"Of what use to you," said my father, "is that window you had cut in your library this spring, that looks to the west?"

"Of very little use," said Mr. Ricardo, "for my wife sits in it all the time."

"Ah, Mr. Ricardo!" said I, laughing.

"Well, now," said he, but his face gave way a little, "how are you any better off than those people?"

"I don't wish to make myself an example, sir; but put them down here this evening, and what would they see in all this that we have been enjoying?"

"They would see what you see, I suppose. They had reasonably good eyes—they were not microscopes or telescopes."

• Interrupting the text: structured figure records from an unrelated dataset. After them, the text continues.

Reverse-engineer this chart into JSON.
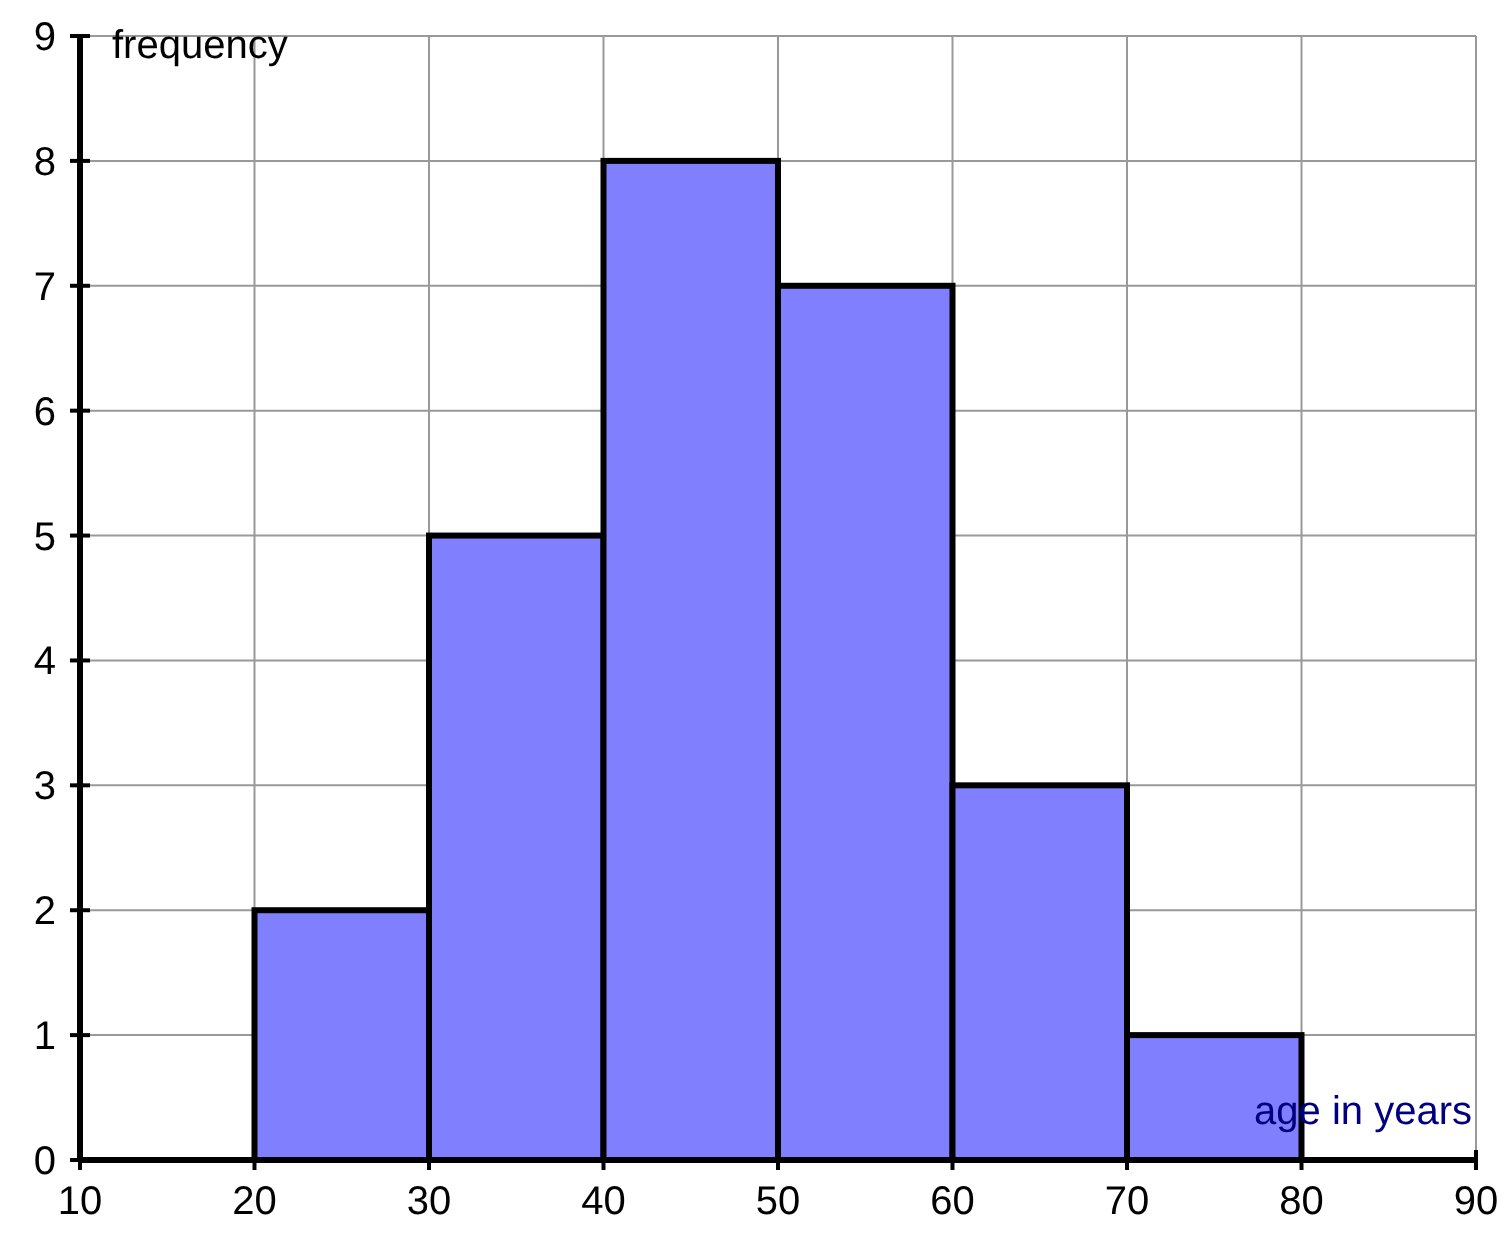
{
  "chart_data": {
    "type": "histogram",
    "xlabel": "age in years",
    "ylabel": "frequency",
    "bins": [
      20,
      30,
      40,
      50,
      60,
      70,
      80
    ],
    "values": [
      2,
      5,
      8,
      7,
      3,
      1
    ],
    "color": "#8080ff",
    "xlim": [
      10,
      90
    ],
    "xticks": [
      10,
      20,
      30,
      40,
      50,
      60,
      70,
      80,
      90
    ],
    "ylim": [
      0,
      9
    ],
    "yticks": [
      0,
      1,
      2,
      3,
      4,
      5,
      6,
      7,
      8,
      9
    ],
    "grid": true
  }
}
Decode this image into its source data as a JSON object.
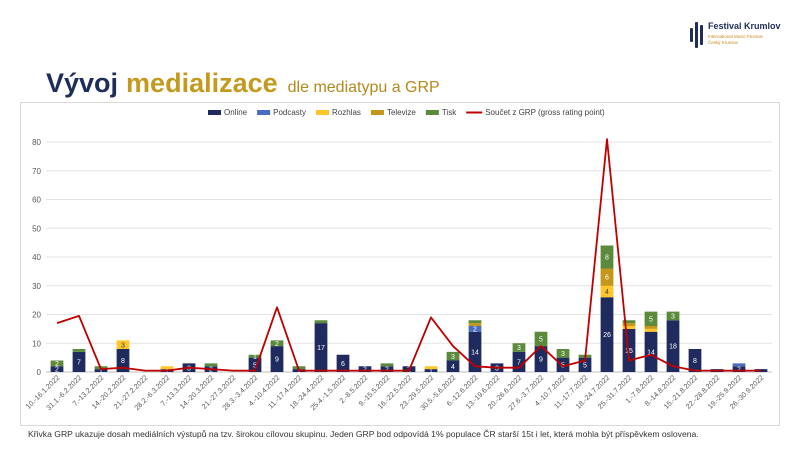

"Precisely," said my father. "They would see what mere ordinary vision could take in, without the quick discernment of finely trained sensibilities, and without the far-reaching and wide views of a mind rich in knowledge and associations. Where cultivated senses find a rare mingling of flavours, theirs would at best only perceive the difference of stronger or fainter—of more or less sweet."

"Senses literal or figurative, do you mean?"

"Both," said my father. "You rarely find the one cultivated without the other."

"You may find the other without the one," said Mr. Ricardo. "I knew a man once who had no aptness for anything but judging of wines, and he was curious at that. He did it mostly by the sense of smell, too. All the mind the man had seemed to reside in his nose."